The US National Transportation Safety Board (NTSB) said that damage to a door plug which blew out of an in-flight Alaska Airlines Boeing 737 Max 9 last week includes fractured guide fittings that hold the plug in place.
In her third media briefing in as many days, NTSB chair Jennifer Homendy said on 8 January that while information is still being gathered on the cause of the blow-out, experts have been able to identify which parts of the aircraft’s door plug failed, after the piece was found in a yard in Portland, Oregon and recovered.
“We cannot tell you at this time how and why,” she says. “We will have that information, it’s going to take time, we are going to have to analyse the components.”
According to NTSB aerospace engineer Clint Crookshank, there are 12 stop pads on the door frame in the fuselage, and 12 stop pins on the door plug. For the door to be secured in place, they must meet and push against each other.
“To install that plug in the fuselage, you rotate it up so that the plug stop is above the door stop, it translates inboard and down so that the stops engage,” he says. “Four stop bolts are installed in the mechanism. There is a guide roller on each side, on the upper side of the door frame, that engages with a guide fitting on the plug.”
“The examination shows that all 12 stops became disengaged allowing [the door plug] to blow out of the fuselage. Both guide roller tracks were fractured,” Crookshank adds.
“The door translated up, disengaged from the stops, and fractured the fittings.”
“We have not yet recovered the four bolts that restrain it from its vertical movement, and we have not determined if they existed there,” Crookshank adds.
Why all that happened shortly after the aircraft took off is still a mystery, though, the investigators say.
Homendy says that the team is still searching for parts that detached from the aircraft during the explosive decompression event. A bottom hinge fitting and a spring that belonged to the mechanism are still missing.
“It’s not key to the investigation, but its always nice to have all the pieces,” she says. During the day, a plastic window frame and a headrest were found by members of the community, and turned in to the NTSB.
The safety agency’s structures team on site in Portland examined the undamaged, right door plug on the airframe, and “found no discrepancies, everything was in place”, she adds.
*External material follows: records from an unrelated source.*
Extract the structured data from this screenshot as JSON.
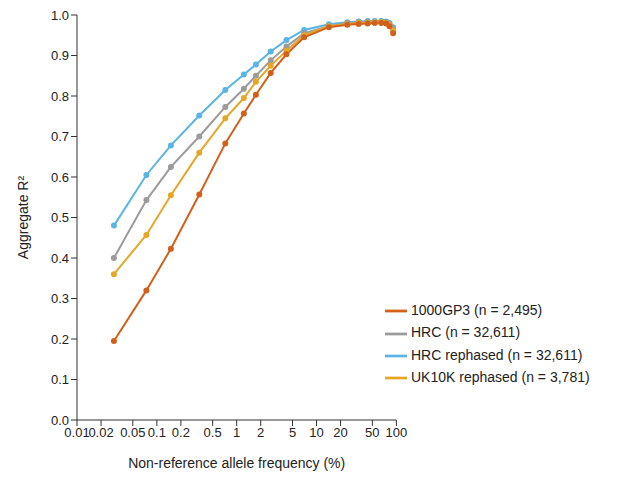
{
  "chart_data": {
    "type": "line",
    "x_label": "Non-reference allele frequency (%)",
    "y_label": "Aggregate R²",
    "log": "x",
    "grid": false,
    "legend": "lower right",
    "marker": "circle",
    "xlim": [
      0.01,
      100
    ],
    "xticks": [
      0.01,
      0.02,
      0.05,
      0.1,
      0.2,
      0.5,
      1,
      2,
      5,
      10,
      20,
      50,
      100
    ],
    "ylim": [
      0,
      1
    ],
    "yticks": [
      {
        "value": 0,
        "label": "0.0"
      },
      0.1,
      0.2,
      0.3,
      0.4,
      0.5,
      0.6,
      0.7,
      0.8,
      0.9,
      {
        "value": 1,
        "label": "1.0"
      }
    ],
    "x": [
      0.029,
      0.074,
      0.15,
      0.34,
      0.72,
      1.23,
      1.74,
      2.67,
      4.2,
      7.0,
      14.3,
      24.3,
      33.7,
      43.7,
      53.7,
      64.7,
      74.3,
      82,
      91
    ],
    "series": [
      {
        "name": "HRC rephased (n = 32,611)",
        "color": "#5ab4e5",
        "values": [
          0.48,
          0.605,
          0.678,
          0.752,
          0.815,
          0.853,
          0.878,
          0.91,
          0.938,
          0.963,
          0.977,
          0.982,
          0.984,
          0.985,
          0.985,
          0.985,
          0.984,
          0.98,
          0.97
        ]
      },
      {
        "name": "HRC (n = 32,611)",
        "color": "#9b9b9b",
        "values": [
          0.4,
          0.543,
          0.625,
          0.7,
          0.773,
          0.818,
          0.85,
          0.888,
          0.922,
          0.955,
          0.972,
          0.98,
          0.982,
          0.983,
          0.983,
          0.983,
          0.982,
          0.978,
          0.965
        ]
      },
      {
        "name": "UK10K rephased (n = 3,781)",
        "color": "#e8a628",
        "values": [
          0.36,
          0.457,
          0.555,
          0.66,
          0.745,
          0.795,
          0.835,
          0.875,
          0.912,
          0.95,
          0.972,
          0.978,
          0.98,
          0.981,
          0.982,
          0.982,
          0.98,
          0.975,
          0.962
        ]
      },
      {
        "name": "1000GP3 (n = 2,495)",
        "color": "#d2601a",
        "values": [
          0.195,
          0.32,
          0.423,
          0.557,
          0.683,
          0.757,
          0.803,
          0.857,
          0.903,
          0.945,
          0.97,
          0.976,
          0.978,
          0.979,
          0.98,
          0.98,
          0.979,
          0.972,
          0.955
        ]
      }
    ]
  }
}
The NTSB chair also on 8 January clarified two safety questions which had come to light on the first day of the investigation into the damage on the two-month old airframe: The cockpit door that had blown open during the depressurisation event, and repeated illumination of the “fail light” on the pressurization system in the weeks prior to the accident.
“The cockpit door is designed to open during rapid decompression but no one among the flight crew knew that; they were not informed,” she says.
“Boeing is going to make some changes to the [operations] manual, which will translate into procedures and information for the flight attendants and for the crew in the cockpit.”
FAIL LIGHT
The faulty fail light that had illuminated on three previous occasions – on 7 December, on 3 January and on 4 January - is part of a “triple redundant” system, and also performed as it was intended to.
“This system is designed as a triple-redundant system with one primary cabin pressure controller, a computer system. There is a secondary computer system and there is a manual controller,” Homendy says. “If the primary controller fails, the flight crew switches to the secondary controller. If that fails, they can switch to manual.”
According to the aircraft’s maintenance logs, the redundant system “operated as designed” during the three events, and did not need to go into manual mode.
“At this time, we have no indications whatsoever that this correlated to the expulsion of the door plug and the rapid decompression,” she adds.
After the accident on N704AL, which was operating as flight 1282 from Portland to Ontario, California on 5 January, the FAA grounded 171 examples of the jet, and is requiring inspections to ensure that the door plugs are installed and secured correctly.
Earlier in the day, reports emerged that Chicago-based United Airlines – the world’s biggest operator of the Max 9 with 79 examples in its fleet – and Alaska had come across some anomalies in the door plugs on their aircraft. United said that it found ”bolts that needed additional tightening” on several of its aircraft.
Homendy says she is aware of the reports, and intends to follow up with the carriers directly.
“We are not shy about going broader than just this aircraft,” she says. “We need to first and foremost figure out what happened here on this aircraft, and if we have a bigger system-wide or fleet issue we will issue an urgent safety recommendation to push for that change.”